Influence of Spill Pressure and Saturation on the Migration and Distribution of Diesel Oil Contaminant in Unconfined Aquifers Using Three-Dimensional Numerical Simulations

Spilled hydrocarbons released from oil pipeline accidents can result in long-term environmental contamination and significant damage to habitats. In this regard, evaluating actions in response to vulnerability scenarios is fundamental to emergency management and groundwater integrity. To this end, understanding the trajectories and their influence on the various parameters and characteristics of the contaminant’s fate through accurate numerical simulations can aid in developing a rapid remediation strategy. This paper develops a numerical model using the CactusHydro code, which is based on a high-resolution shock-capturing (HRSC) conservative method that accurately follows sharp discontinuities and temporal dynamics for a three-phase fluid flow. We analyze nine different emergency scenarios that represent the breaking of a diesel oil onshore pipeline in a porous medium. These scenarios encompass conditions such as dry season rupture, rainfall-induced saturation, and varying pipeline failure pressures. The influence of the spilled oil pressure and water saturation in the unsaturated zone is analyzed by following the saturation contour profiles of the three-phase fluid flow.
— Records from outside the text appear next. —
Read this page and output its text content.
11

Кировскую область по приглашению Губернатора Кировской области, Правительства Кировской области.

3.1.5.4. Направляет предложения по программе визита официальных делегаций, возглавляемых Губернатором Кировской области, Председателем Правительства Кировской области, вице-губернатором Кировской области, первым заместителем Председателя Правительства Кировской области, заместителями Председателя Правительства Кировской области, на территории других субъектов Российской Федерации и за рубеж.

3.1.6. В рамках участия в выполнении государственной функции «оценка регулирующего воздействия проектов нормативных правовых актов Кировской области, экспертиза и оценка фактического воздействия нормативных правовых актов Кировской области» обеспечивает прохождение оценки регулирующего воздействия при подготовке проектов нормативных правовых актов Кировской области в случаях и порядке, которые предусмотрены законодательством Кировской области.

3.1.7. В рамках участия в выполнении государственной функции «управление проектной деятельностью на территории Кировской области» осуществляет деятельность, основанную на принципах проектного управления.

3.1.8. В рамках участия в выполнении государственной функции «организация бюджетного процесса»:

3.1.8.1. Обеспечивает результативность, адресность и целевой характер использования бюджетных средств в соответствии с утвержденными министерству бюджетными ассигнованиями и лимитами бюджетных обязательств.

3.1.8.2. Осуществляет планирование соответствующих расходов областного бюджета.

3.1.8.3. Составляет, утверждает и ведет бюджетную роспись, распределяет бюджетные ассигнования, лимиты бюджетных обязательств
We follow with the high-accuracy formation of shock fronts of the advective part of the migration. Additionally, the mass distribution of the expelled contaminant along the porous medium during the emergency is analyzed and quantified for the various scenarios. The results obtained indicate that the aquifer contamination strongly depends on the pressure outflow in the vertical flow. For a fixed pressure value, as water saturation increases, the mass of contaminant decreases, while the contamination speed increases, allowing the contaminant to reach extended areas. This study suggests that, even for LNAPLs, the distribution of leaked oil depends strongly on the spill pressure. If the pressure reaches 20 atm at the time of pipeline failure, then contamination may extend as deep as two meters below the water table. Additionally, different seasonal conditions can influence the spread of contaminants. This insight could directly inform guidelines and remediation measures for spill accidents. The CactusHydro code is a valuable tool for such applications.